Create a tidy 𝔇𝔉 to hold the weekly file changes.

In [30]:

    𝔇𝔉 = changed.stack().apply(pandas.Series).reset_index(-1).rename(columns={
        'level_1': 'name'
    }).join(commits.apply(lambda x: x.committed_datetime).rename('time')).pipe(
        lambda df: df.set_index(pandas.to_datetime(df['time'], utc=True))    
    ).groupby(['name', pandas.Grouper(freq='W')]).agg({
        'lines': pandas.Series.count, 'insertions': 'sum', 'deletions': 'sum'
    }).rename(columns=dict(lines='changes')).unstack('time').fillna(0)
    𝔇𝔉 = 𝔇𝔉[𝔇𝔉.index.str.endswith('.ipynb')]

Separate the changes, insertions, and deletions for each of the files.

In [32]:

    ℭℌ𝔄𝔑𝔊𝔈𝔖, insertions, deletions = (𝔇𝔉[object] for object in 'changes insertions deletions'.split())

We'll only continue forward with changes.

Create 𝔊 & draw the networkx.Graph.

In [28]:

    𝔊 = (
        ℭℌ𝔄𝔑𝔊𝔈𝔖.set_index(ℭℌ𝔄𝔑𝔊𝔈𝔖.index.rename('source')) 
        @ ℭℌ𝔄𝔑𝔊𝔈𝔖.set_index(ℭℌ𝔄𝔑𝔊𝔈𝔖.index.rename('target')).T).pipe(
        lambda df: df-(pandas.np.eye(len(df))*pandas.np.diag(df))
    )
    𝔊 = 𝔊.divide(𝔊).stack().to_frame('value').reset_index().pipe(networkx.from_pandas_edgelist)

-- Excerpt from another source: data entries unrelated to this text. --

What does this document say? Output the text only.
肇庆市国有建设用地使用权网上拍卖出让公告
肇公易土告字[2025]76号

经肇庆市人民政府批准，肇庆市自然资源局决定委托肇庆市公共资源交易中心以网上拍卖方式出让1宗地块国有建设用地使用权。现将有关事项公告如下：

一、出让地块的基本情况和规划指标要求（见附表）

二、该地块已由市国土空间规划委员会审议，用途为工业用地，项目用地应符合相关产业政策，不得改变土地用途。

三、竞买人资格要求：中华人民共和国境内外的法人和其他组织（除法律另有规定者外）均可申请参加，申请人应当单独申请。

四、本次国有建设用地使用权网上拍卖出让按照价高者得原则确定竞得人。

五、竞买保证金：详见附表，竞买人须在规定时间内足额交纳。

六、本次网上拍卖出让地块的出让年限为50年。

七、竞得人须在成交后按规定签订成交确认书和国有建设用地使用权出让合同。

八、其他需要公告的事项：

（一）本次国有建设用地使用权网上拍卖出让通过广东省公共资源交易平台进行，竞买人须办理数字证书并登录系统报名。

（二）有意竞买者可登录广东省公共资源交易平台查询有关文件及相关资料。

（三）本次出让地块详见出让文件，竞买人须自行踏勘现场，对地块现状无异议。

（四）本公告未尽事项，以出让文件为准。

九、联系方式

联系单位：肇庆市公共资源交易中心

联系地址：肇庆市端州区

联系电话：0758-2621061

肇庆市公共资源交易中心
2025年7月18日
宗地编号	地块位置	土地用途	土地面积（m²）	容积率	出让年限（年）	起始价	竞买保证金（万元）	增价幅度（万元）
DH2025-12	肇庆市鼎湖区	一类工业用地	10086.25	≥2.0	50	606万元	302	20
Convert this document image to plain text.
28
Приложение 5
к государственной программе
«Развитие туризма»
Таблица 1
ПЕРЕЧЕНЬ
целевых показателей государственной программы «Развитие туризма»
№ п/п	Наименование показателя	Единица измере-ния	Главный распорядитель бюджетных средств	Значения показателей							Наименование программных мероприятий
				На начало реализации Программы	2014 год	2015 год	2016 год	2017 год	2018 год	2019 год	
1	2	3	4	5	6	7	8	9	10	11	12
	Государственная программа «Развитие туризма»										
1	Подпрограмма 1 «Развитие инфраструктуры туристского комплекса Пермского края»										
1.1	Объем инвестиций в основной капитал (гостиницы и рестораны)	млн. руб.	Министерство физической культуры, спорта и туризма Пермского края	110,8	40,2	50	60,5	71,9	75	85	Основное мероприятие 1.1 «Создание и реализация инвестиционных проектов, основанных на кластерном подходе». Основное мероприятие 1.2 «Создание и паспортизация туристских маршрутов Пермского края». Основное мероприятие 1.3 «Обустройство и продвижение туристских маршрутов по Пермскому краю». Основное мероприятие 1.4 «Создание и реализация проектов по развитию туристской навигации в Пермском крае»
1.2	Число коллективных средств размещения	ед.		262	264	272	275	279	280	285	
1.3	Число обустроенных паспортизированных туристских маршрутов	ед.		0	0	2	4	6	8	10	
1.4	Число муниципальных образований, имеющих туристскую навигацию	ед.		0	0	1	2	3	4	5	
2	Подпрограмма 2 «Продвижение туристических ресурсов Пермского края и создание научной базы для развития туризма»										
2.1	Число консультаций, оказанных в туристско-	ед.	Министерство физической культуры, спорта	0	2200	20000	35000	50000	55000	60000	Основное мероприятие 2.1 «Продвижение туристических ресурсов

A view of the connectivity of the files.

In [29]:

    if __name__ == '__main__':
        networkx.draw_networkx(𝔊)
        matplotlib.pyplot.gcf().set_size_inches(24, 16)

Some clustering of ideas have a longer continuity than others. Newer ideas haven't been able to be come parts of larger ideas yet.